I have no end use planned for either of these yarns and instead am just taking comfort and joy from the process of turning fiber into yarn and seeing order come out of chaos. The sense of making and creating when I see so much destruction happen around the world is a comfort. Do you have anything you are working on just for the Joy of it?


4 comments:

Lynn said...

I'm just slowly working my way through a pile (maybe 3.5 pounds?) of greeny-gray and greeny-blue BFL. I have a vague idea of weaving something that looks like lichen with it some day, but if that doesn't happen, that's fine.
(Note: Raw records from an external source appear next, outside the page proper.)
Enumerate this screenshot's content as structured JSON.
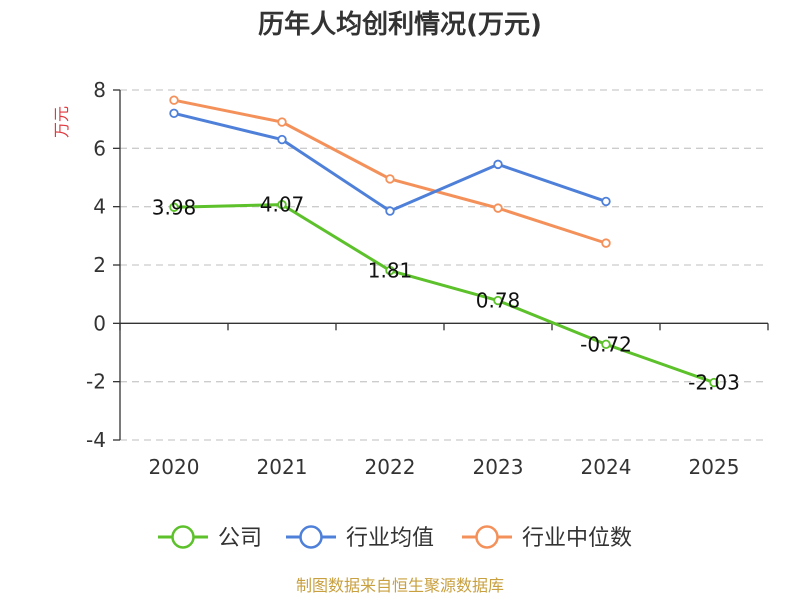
{
  "chart_data": {
    "type": "line",
    "title": "历年人均创利情况(万元)",
    "ylabel": "万元",
    "xlabel": "",
    "categories": [
      "2020",
      "2021",
      "2022",
      "2023",
      "2024",
      "2025"
    ],
    "ylim": [
      -4,
      8
    ],
    "yticks": [
      8,
      6,
      4,
      2,
      0,
      -2,
      -4
    ],
    "grid": true,
    "series": [
      {
        "name": "公司",
        "color": "#5cc12a",
        "values": [
          3.98,
          4.07,
          1.81,
          0.78,
          -0.72,
          -2.03
        ],
        "labels": [
          "3.98",
          "4.07",
          "1.81",
          "0.78",
          "-0.72",
          "-2.03"
        ]
      },
      {
        "name": "行业均值",
        "color": "#4f80d9",
        "values": [
          7.2,
          6.3,
          3.85,
          5.45,
          4.18,
          null
        ]
      },
      {
        "name": "行业中位数",
        "color": "#f4915a",
        "values": [
          7.65,
          6.9,
          4.95,
          3.95,
          2.75,
          null
        ]
      }
    ],
    "legend": "bottom-center",
    "source": "制图数据来自恒生聚源数据库"
  }
}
And boy, do I hear you on the dreariness of February in a northern climate.

Anonymous said...

Oh, when life is rough then my spinning always goes from purposeful to simply supportive. When I need a lift from spinning, it's just about the process and the endorphins I get from playing with and handling the wool. The yarn the is just a side effect from spinning's antidepressant and centering function, and that's okay. There are seasons for end product and project spinning and seasons for pure process spinning. Aren't we lucky that the wool really doesn't mind?!

Meg C in Mass said...

Talk about "late to the party", I'm chiming in 9 months after this blog post. For me, comfort spinning in winter always means prepping fleece by hand, and it seems that handling the raw, then washed, fleece is the start of the comforting part. The project on the wheel right now is a black Dorset lamb fleece. This fleece comes from the UMass/Amherst Dorset flock. The manager/shepherd got permission to keep the black ewe lamb to offer to handspinners we have responded. I grabbed up this lamb fleece on shearing day in 2021 and this year a spinner drove up from CT to get the same ewe's fleece, now slightly grayed. The yarn is fluffy, bouncy, crisp, and lightweight. I'm going to three-ply it and spin some white Dorset for a contrast color, then blend some of this black with some of the white for two shades of grey. I'll swatch to see how it presents cables, but I expect the dark color will hide them, so perhaps a simple saddle-shoulder, placket-neck sweater with white and grey stripes in the bottom ribbing, cuffs, and collar will be best. We'll see. It should be ready to enter in the hand-made garment division at the Mass Sheep and Woolcraft Fair in the village of Cummington, MA next May. That will get me through Jan and Feb easily.

Thank you for this blog. I always enjoy reading it and taking inspiration. Keep writing, please, Devin, I love your articles.

MeejumArts said...

Just read your piece in SpinOff. Tips about socks and purl bumps—I purl the soles and then the bumps are in the outside, not against my foot.